Thursday, 21 July 2016

Wurrgeng: What to Do in Cold Weather Season in Kakadu


The Kakadu National Park boast an ancient landscape filled with lush rainforests, sprawling scenery, and a collection of great things to get stuck into. Covering around 20,000 square kilometres, Kakadu tours give you the chance to absorb the wildlife of the region and get up close and personal with some of Australia’s most mesmerizing views.

Life at the park is highly reliant on the water of the tropical monsoon climate, but the dry season provides a great time to take one of the many Kakadu National Park tours.
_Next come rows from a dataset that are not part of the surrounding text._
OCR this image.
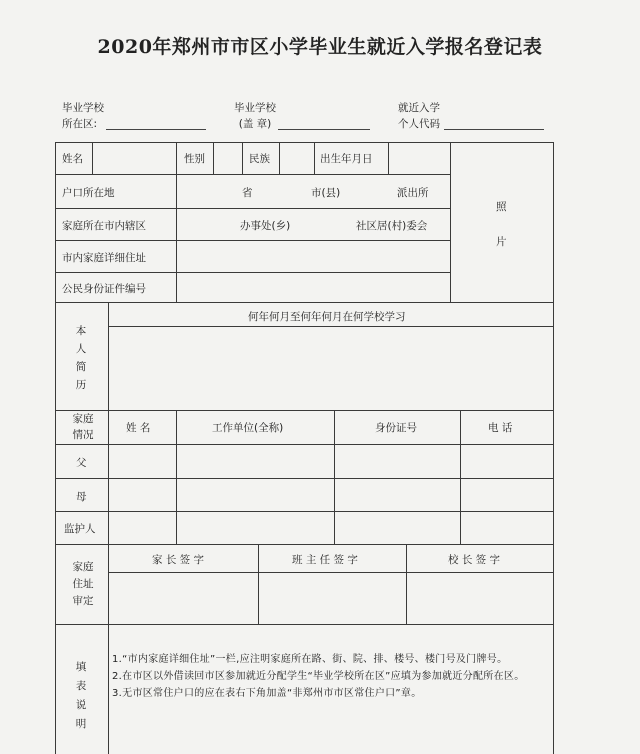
2020年郑州市市区小学毕业生就近入学报名登记表
毕业学校
所在区:
毕业学校
(盖 章)
就近入学
个人代码
姓名	性别	民族	出生年月日
户口所在地	省	市(县)	派出所
家庭所在市内辖区	办事处(乡)	社区居(村)委会
市内家庭详细住址
公民身份证件编号
照
片
本
人
简
历
何年何月至何年何月在何学校学习
家庭
情况
姓 名	工作单位(全称)	身份证号	电 话
父
母
监护人
家庭
住址
审定
家 长 签 字	班 主 任 签 字	校 长 签 字
填
表
说
明
1.“市内家庭详细住址”一栏,应注明家庭所在路、街、院、排、楼号、楼门号及门牌号。
2.在市区以外借读回市区参加就近分配学生“毕业学校所在区”应填为参加就近分配所在区。
3.无市区常住户口的应在表右下角加盖“非郑州市市区常住户口”章。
Despite having a wet and a dry season, the park itself sees an extremely diverse set of weather conditions. So much so, in fact, that the Aboriginal inhabitants have created six distinct seasons throughout the year.

Wurrgeng is the cold weather season and takes place between mid-June and mid-August. During this time, humidity is low and daytime temperatures hover around 30 degrees Celsius. At night, they can drop down to 17 degrees Celsius. As it is in the dry season,
many of the on-site creeks dry up and the floodplains become cracked and arid. Birds flock to the shrinking billabongs, while forest fires are a regular occurrence in some parts.

That doesn’t mean that Kakadu isn’t worth visiting at this time. In fact, this is one of the best times to visit if you want to explore the region in cooler temperatures.

Places to Go in Kakadu During Wurrgeng

South Alligator Area

Here, you’ll find the Mamukala wetlands which provide the main attraction in this part of the park. There is a short walk you can take to an observation platform which looks out over the sprawling wetlands and the diverse array of wildlife that calls them home.

East Alligator Area

To the east, this part of the park marks the gateway to the ancient Arnhem Land. Here, you can explore the largest Aboriginal reservation in the whole of Australia, but it can only be accessed with a permit or on a guided tour.

Nourlangie Area

Keeping to the Aboriginal theme, this part of the park boasts an incredibly rich selection of Aboriginal art sites. Throughout the landscape here, you can explore ancient caves that are
marked with thousand-year-old paintings that tell the histories and stories of the local tribes.


Jim Jim Falls Area

For a glimpse into the amazing natural beauty of Kakadu, head to the Jim Jim Falls Area, which can only be accessed during this time of the year – and only in a 4-wheel drive.

You can take a 1km walk through the monsoonal forest, passing some of the park’s most breath-taking waterfalls.